Each person generously spoke about his or her own life and aspirations.  Each person’s world and work and way of being was different, and each person’s story was so big.

The mother said, “I thought we were going to talk about photography, and we are, but this is about so much more than photography!”  I found myself saying, “Photography is about so much more than photography.”  

On the last night, Coleman Barks (a poet), David Darling (a cellist), John de Kadt (a drummer) and Zuleikha (a story-telling dancer) performed some poems adapted from Rumi.  I have known these poems for years but I never saw them dancing.  Zuleikha could swing her hips and I could see a cow.  She could raise her shoulders and I could see a parrot. (That cow, for example, would eat grass all day and worry about it all night.  It forgot that the grass would grow again and would always be there in the morning.)  I have also worried that I would run out of things to say.  But now, I will remember that woman’s bottom swaying while she happily, busily, munched the new grass, and I will laugh and believe that life will continue to grow for me also.                                                                                          

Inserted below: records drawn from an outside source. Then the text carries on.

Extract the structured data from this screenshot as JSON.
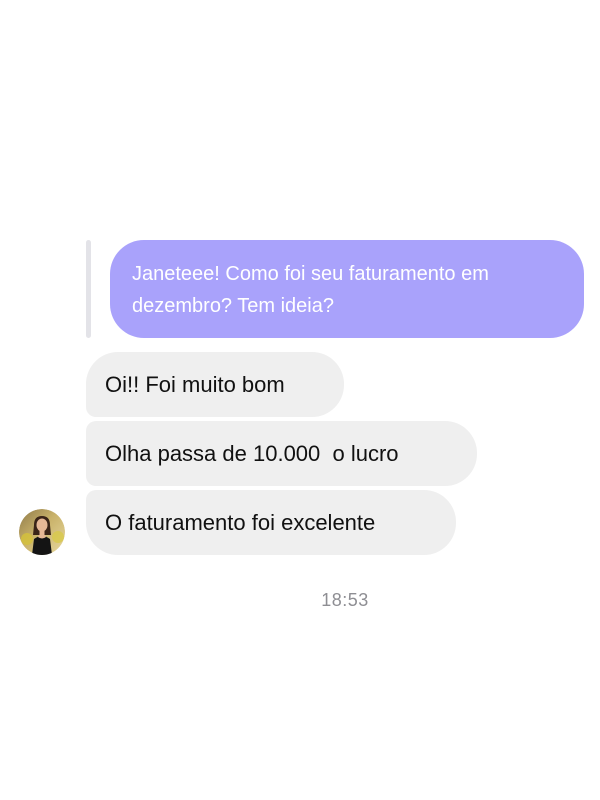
{
  "conversation": {
    "outgoing": {
      "text": "Janeteee! Como foi seu faturamento em dezembro? Tem ideia?"
    },
    "incoming": [
      {
        "text": "Oi!! Foi muito bom"
      },
      {
        "text": "Olha passa de 10.000  o lucro"
      },
      {
        "text": "O faturamento foi excelente"
      }
    ],
    "timestamp": "18:53"
  },
  "colors": {
    "outgoing_bubble": "#a9a2fb",
    "incoming_bubble": "#efefef",
    "timestamp_text": "#8e8e93"
  },
  "icons": {
    "avatar": "user-avatar-photo"
  }
}
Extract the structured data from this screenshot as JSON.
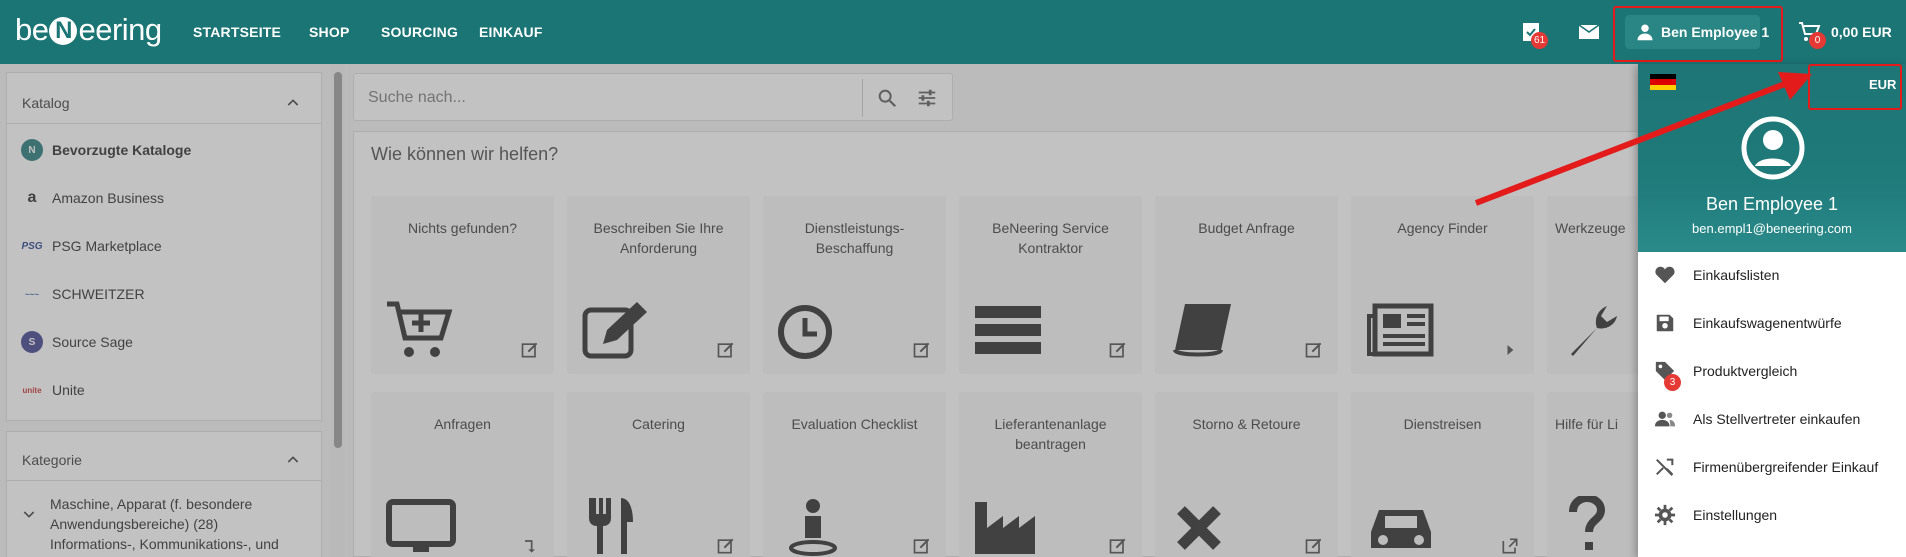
{
  "logo": {
    "pre": "be",
    "n": "N",
    "post": "eering"
  },
  "nav": [
    "STARTSEITE",
    "SHOP",
    "SOURCING",
    "EINKAUF"
  ],
  "header": {
    "approvals_badge": "61",
    "cart_badge": "0",
    "user_label": "Ben Employee 1",
    "cart_total": "0,00 EUR"
  },
  "search": {
    "placeholder": "Suche nach..."
  },
  "sidebar": {
    "catalog_title": "Katalog",
    "catalogs": [
      "Bevorzugte Kataloge",
      "Amazon Business",
      "PSG Marketplace",
      "SCHWEITZER",
      "Source Sage",
      "Unite"
    ],
    "category_title": "Kategorie",
    "category_item": "Maschine, Apparat (f. besondere Anwendungsbereiche) (28)",
    "category_item2": "Informations-, Kommunikations-, und"
  },
  "help": {
    "title": "Wie können wir helfen?",
    "row1": [
      "Nichts gefunden?",
      "Beschreiben Sie Ihre Anforderung",
      "Dienstleistungs-Beschaffung",
      "BeNeering Service Kontraktor",
      "Budget Anfrage",
      "Agency Finder",
      "Werkzeuge"
    ],
    "row2": [
      "Anfragen",
      "Catering",
      "Evaluation Checklist",
      "Lieferantenanlage beantragen",
      "Storno & Retoure",
      "Dienstreisen",
      "Hilfe für Li"
    ]
  },
  "menu": {
    "currency": "EUR",
    "name": "Ben Employee 1",
    "email": "ben.empl1@beneering.com",
    "items": [
      {
        "label": "Einkaufslisten",
        "icon": "heart-icon"
      },
      {
        "label": "Einkaufswagenentwürfe",
        "icon": "save-icon"
      },
      {
        "label": "Produktvergleich",
        "icon": "tag-icon",
        "badge": "3"
      },
      {
        "label": "Als Stellvertreter einkaufen",
        "icon": "people-icon"
      },
      {
        "label": "Firmenübergreifender Einkauf",
        "icon": "shuffle-icon"
      },
      {
        "label": "Einstellungen",
        "icon": "gear-icon"
      }
    ]
  },
  "colors": {
    "brand": "#1c7575",
    "highlight": "#e41b1b",
    "badge": "#e53935"
  }
}
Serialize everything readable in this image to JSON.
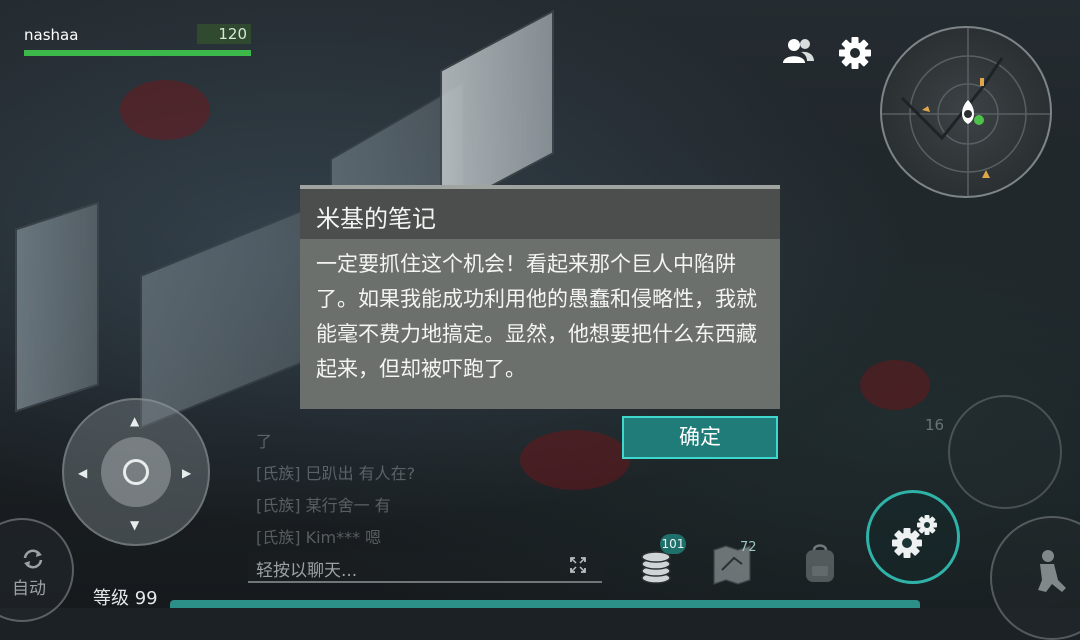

I was convinced again about the special power of seeing.  It helps me know things more deeply and use what I learn in my life.  It can show things before words come in to make up philosophies and arguments.  No one has ever looked at my pictures and said, “But that’s against my religion.”  I like that very much.      

I want to spend time on this, to explore the ways that pictures show what words can’t say, and the ways that pictures and words can work together to tell a better story. 

This is a puzzle I've been working on all week.  I took the color out because I wanted the gulls to blend into the ocean.  I'm not really satisfied yet.  I want to convey  a feeling about birds and waves coming from the same wind.  I want them to look like each other, or to look like they derive from each other, or derive together from the same source. 

There are many ways to know about this picture.  One is to count the birds for tax purposes.  There are 18 birds, and X% of that is what?  This is just what I need.  Another is to write a story about them.  Another is to evaluate... it's a little light, the contrast could be greater but then you'd see the birds more clearly and do you want that or not?  The wave coming through is "effective" or else it's "distracting."  Another way is to know by seeing and just be with it and not put anything else on top of it.  That way you can have your experience and I can have mine.  It can do what is needed in both of our lives, and both can be true. 

 

PS.  I am going to work to make an eBook out of the content from the workshop.  I’ve never done that before and I’m sure I’ll be telling you about it.

PPS.  This picture is called, “I Want That.”  One seagull is attempting to take a fish from the other.  I think it is appropriate for taxes.